Una gestione dell’accoglienza basata su aree omogenee, adattando alle specificità del territorio ligure le quote stabilite dal Piano Nazionale di Riparto del ministero dell’Interno. Questa la proposta di metodo elaborata da Anci Liguria e approvata a larga maggioranza dall’Assemblea dei Sindaci, riuniti ieri a Palazzo Tursi.
Oggi, in occasione del Tavolo regionale per l’immigrazione, saranno proposti ai prefetti liguri i criteri e i parametri di attribuzione così individuati.

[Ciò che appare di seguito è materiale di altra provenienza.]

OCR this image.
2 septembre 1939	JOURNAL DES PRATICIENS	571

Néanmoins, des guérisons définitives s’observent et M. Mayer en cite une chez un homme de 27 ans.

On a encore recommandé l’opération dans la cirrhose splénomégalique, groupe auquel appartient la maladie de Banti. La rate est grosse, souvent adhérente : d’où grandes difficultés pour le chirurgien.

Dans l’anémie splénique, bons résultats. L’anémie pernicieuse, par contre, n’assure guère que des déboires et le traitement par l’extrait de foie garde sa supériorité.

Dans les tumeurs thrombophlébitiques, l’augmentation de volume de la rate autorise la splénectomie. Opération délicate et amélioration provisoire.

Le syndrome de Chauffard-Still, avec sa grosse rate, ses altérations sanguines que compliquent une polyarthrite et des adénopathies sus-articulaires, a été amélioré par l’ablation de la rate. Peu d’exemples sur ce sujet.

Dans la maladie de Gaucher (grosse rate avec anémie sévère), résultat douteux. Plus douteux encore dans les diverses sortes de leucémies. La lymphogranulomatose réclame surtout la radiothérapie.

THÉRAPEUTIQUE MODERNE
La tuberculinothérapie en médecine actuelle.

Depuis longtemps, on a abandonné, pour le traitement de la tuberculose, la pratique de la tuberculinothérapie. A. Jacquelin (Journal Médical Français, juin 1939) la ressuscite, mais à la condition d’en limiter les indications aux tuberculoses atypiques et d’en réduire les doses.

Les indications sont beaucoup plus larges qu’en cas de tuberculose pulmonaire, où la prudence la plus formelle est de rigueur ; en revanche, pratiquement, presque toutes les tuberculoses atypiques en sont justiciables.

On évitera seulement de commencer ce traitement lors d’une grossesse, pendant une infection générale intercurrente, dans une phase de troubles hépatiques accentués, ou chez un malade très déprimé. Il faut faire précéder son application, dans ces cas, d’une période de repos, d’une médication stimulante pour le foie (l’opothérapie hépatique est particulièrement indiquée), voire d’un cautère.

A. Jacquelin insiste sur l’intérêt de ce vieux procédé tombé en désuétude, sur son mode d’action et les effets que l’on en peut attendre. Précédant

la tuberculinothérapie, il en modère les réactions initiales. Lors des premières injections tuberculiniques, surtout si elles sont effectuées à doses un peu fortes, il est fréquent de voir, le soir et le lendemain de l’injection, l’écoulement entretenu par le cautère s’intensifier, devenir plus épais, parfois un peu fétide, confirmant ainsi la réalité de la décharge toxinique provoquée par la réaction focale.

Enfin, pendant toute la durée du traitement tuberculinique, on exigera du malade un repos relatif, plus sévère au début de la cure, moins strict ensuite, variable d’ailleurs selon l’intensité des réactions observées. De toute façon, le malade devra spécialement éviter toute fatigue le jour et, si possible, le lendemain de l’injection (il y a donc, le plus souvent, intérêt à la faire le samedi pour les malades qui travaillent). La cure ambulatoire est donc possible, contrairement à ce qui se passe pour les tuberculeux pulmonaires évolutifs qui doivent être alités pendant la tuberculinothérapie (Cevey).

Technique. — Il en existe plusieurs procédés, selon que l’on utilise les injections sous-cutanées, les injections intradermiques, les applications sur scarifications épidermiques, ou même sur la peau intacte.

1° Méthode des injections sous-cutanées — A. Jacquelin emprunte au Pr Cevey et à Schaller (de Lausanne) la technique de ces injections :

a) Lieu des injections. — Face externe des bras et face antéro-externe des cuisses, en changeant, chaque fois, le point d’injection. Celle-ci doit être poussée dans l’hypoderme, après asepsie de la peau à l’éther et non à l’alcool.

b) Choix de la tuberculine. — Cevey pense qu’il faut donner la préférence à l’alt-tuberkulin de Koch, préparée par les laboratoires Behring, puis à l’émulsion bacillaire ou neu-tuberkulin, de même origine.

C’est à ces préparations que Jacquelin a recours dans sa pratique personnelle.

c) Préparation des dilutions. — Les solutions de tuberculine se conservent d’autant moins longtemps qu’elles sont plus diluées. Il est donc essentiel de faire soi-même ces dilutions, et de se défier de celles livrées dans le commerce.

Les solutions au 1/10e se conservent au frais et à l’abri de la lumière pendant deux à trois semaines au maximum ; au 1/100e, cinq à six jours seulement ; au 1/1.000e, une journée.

In Liguria circa 80 Comuni accolgono 5.141 migranti (2.676 nella Città Metropolitana di Genova, 869 in Provincia della Spezia, 636 in Provincia di Imperia, 960 in Provincia di Savona). Il Piano Nazionale prevede una quota complessiva di 6.043, che dovrebbero essere ripartiti secondo criteri ben precisi: 6 posti per i Comuni sotto i 2 mila abitanti, 2 posti ogni mille abitanti per la Città Metropolitana e secondo concertazione per tutti gli altri Comuni.

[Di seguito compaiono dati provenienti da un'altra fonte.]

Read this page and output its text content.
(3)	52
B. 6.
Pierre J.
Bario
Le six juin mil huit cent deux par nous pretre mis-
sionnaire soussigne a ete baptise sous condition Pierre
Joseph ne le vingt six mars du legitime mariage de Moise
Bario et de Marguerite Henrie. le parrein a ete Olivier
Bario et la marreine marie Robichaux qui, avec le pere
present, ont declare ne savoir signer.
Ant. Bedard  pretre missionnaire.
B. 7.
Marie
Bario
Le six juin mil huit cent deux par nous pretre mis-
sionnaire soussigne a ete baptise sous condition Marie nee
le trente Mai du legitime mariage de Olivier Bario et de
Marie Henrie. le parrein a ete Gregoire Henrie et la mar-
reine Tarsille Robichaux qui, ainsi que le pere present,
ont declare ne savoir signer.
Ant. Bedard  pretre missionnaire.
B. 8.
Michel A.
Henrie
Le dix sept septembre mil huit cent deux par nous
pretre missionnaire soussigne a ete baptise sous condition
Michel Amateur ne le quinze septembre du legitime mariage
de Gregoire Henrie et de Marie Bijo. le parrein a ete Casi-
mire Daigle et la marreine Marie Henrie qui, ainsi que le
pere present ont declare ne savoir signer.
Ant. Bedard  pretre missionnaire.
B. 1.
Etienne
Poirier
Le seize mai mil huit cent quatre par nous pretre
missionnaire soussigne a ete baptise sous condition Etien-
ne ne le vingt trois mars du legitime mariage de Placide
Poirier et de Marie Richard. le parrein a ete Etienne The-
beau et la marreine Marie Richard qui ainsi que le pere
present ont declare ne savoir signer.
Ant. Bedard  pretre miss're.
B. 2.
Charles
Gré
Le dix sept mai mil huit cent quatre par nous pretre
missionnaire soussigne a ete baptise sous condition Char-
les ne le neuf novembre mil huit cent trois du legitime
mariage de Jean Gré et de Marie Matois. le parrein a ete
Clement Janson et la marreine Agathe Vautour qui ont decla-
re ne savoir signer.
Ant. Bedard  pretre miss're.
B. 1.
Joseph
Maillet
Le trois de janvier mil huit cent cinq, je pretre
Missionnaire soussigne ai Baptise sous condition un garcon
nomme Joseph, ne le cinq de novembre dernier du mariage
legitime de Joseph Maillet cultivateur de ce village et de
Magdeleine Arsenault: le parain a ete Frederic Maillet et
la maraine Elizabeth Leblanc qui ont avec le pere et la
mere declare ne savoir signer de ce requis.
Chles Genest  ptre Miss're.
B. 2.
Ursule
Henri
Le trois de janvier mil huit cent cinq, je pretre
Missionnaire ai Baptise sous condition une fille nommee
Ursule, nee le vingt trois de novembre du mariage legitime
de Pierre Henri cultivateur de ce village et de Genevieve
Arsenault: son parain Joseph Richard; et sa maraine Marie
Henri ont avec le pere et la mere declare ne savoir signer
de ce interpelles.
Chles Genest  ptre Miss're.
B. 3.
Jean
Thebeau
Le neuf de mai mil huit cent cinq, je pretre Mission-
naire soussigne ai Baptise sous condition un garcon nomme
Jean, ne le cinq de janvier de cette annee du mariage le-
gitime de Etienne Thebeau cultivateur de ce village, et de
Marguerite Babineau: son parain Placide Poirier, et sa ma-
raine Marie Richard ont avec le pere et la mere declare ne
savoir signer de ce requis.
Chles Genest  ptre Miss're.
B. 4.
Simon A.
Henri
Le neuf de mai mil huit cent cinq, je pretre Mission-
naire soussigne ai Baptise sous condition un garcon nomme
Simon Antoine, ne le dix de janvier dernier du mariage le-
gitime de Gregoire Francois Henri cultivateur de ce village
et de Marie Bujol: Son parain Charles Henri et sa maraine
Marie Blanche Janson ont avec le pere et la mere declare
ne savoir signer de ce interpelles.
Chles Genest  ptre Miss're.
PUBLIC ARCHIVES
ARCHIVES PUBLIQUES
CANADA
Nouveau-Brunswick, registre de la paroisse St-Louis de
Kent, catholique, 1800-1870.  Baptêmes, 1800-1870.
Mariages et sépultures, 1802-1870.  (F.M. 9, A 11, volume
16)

Anci Liguria propone invece un ripensamento delle attribuzioni, che tenga conto della particolare conformazione geografica del territorio, del numero di abitanti e delle quote di migranti già presenti, sulla base di una suddivisione in aree omogenee. «L’obiettivo è accompagnare i Comuni verso il sistema di accoglienza Sprar (Sistema protezione richiedenti asilo e rifugiati), impedendo così l’apertura di nuovi Centri di accoglienza straordinaria, secondo la clausola di salvaguardia – spiega Paolo Pezzana, Coordinatore della Commissione Immigrazione di Anci Liguria – Quello a cui puntiamo è un modello di gestione integrata e compensativa all’interno di ogni singola area per autonoma decisione dei Comuni, senza che nessuno debba subire imposizioni e attribuzioni di quote stabilite da parte del governo e delle prefetture».
Secondo Pierluigi Vinai, direttore generale di Anci Liguria, «quello che deve essere chiaro è che la soglia dei 6.043 è per noi un limite invalicabile. Nel caso in cui non venissero rispettati gli accordi e le quote definite nella nostra proposta, ci opporremo con tutte le nostre forze, attraverso l’interruzione di qualsiasi attività concertativa e negoziale e intraprendendo tutte le manifestazioni di protesta che saranno ritenute necessarie dai nostri sindaci».